Même des es+prits des eaux, malfaisants
Entrent vaguer + aux sphères de l'alcôve.

La nuit, l'amie + oh ! la lune de miel
Cueillera leur + sourire et remplira
De mille band+eaux de cuivre le ciel.
Puis ils auront + affaire au malin rat.

- S'il n'arrive + pas un feu follet blême,
Comme un coup de + fusil, après des vêpres.
- Ô spectres saints + et blancs de Bethléem,
Charmez plutôt + le bleu de leur fenêtre !

Cette fois, beaucoup plus de césures passent au milieu d'un mot, il n'empêche que nous pouvons observer des similitudes La fin du poème est à nouveau plus régulière

- Ô spectres saints + et blancs de Bethléem,
Charmez plutôt + le bleu de leur fenêtre !

Certaines séries véritablement frappantes peuvent être observées

Pas de place : + des coffrets et des huches !
Plusieurs entrent, + marraines mécontentes,
Puis y restent ! + le ménage s'absente
Peu sérieuse+ment, et rien ne se fait.
- S'il n'arrive + pas un feu follet blême,

Dans cette série de césures féminines, on remarque le retour de la terminaison "ent" du pluriel de la troisième personne de l'indicatif, le placement du mot "pas" après la césure et, bien que ce ne soit pas une césure féminine, le mode découpage de l'adverbe "sérieusement" qui revisite de manière patente la question de l'enjambement de mot sur adverbe en "-ment" initié par Banville, et repris par beaucoup (Mallarmé, Mendès, Verlaine, Rimbaud, etc) à l'aune de la permission que s'accorde Rimbaud des césures sur "e" instables en 1872 Je ferai un article à part sur ce sujet
Nous remarquons également qu'une césure permet de séparer un des rares hiatus que ce soit permis Rimbaud dans ses vers :

Le marié + a le vent qui le floue
Je ferai le relevé des hiatus dans un petit article à part, mais nous voyons ici que la césure permet de caractériser l'audace du hiatus puisque le "é" final de "marié" est au contact immédiat de la voyelle "a" du verbe "avoir", quand la règle est de placer entre les voyelles de deux mots distincts, soit un "e", soit une consonne, mis à part pour certaines locutions "va et vient", "peu à peu", "çà et là"

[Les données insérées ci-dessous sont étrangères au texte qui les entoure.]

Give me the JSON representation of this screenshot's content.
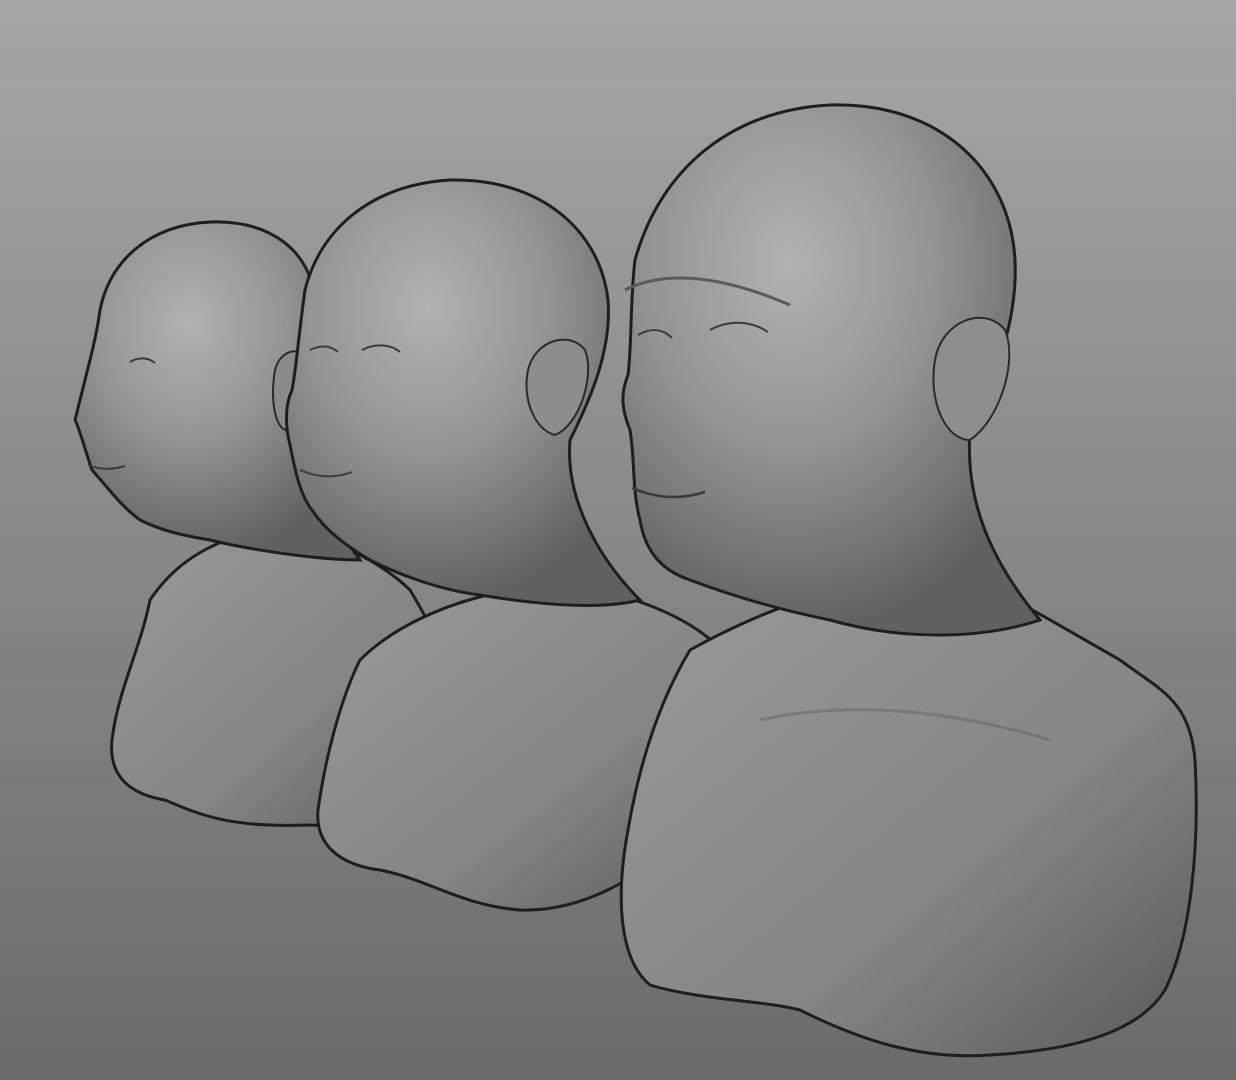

L'effet de sens du vers suivant, qui n'est pas le plus étonnant en fait de césure, est aisément perceptible :

Comme un coup de + fusil, après des vêpres.

Les deux vers suivants peuvent être rapprochés pour la césure et pour l'orientation du discours :

Où vibrent les + gencives des lutins.
La mûre, et les + résilles dans les coins.
La difficulté pour démontrer que ce poème est en décasyllabes littéraires vient toutefois d'un certain nombre d'enjambements de mots qu'il faudra commenter pour leurs effets de sens, j'ai déjà évoqué le cas de "sérieusement", voici les autres :

La chambre est ou+verte au ciel bleu-turquin,
C'est la fée a+fricaine qui fournit
En pans de lu+mière dans les buffets,
Pendant son ab+sence, ici, tout le temps.
Même des es+prits des eaux, malfaisants
De mille band+eaux de cuivre le ciel.

Noter d'ailleurs la variante manuscrite pour l'un d'eux :

Même des fan+tômes des eaux, errants

Les remarques qui ont précédé permettent de plaider le fait exprès et la composition probable en décasyllabes littéraires avec enjambements de mots Or, plusieurs éléments permettent de soutenir ce propos au sein même de cette liste de vers à enjambements de mots Une des césures porte sur le mot "absence" qui est un mot clef du poème, puisqu'il est à la rime dans un vers que nous avons relevé dans la série des vers à césure féminine :

Puis y restent ! + le ménage s'absente

Les césures sur "ouverte" et "lumière" évoquent la relation à la fenêtre, et à l'intrusion rendue possible
Une cacophonie s'observe au plan de "des esprits", juste avant la césure, quand dans Juillet, nous avons vu des cacophonies sur la césure, et une quasi cacophonie après "bles bleus"
Or, la cacophonie "Poison des escargots" peut être rapprochée comme thème de l'intrusion "des esprits des eaux"
Je remarque encore la reprise du mot "eaux" de "esprits des eaux" dans la décomposition du mot "bandeaux" à la césure
Resterait à commenter la césure sur "africaine" et celle sur la variante "fantômes"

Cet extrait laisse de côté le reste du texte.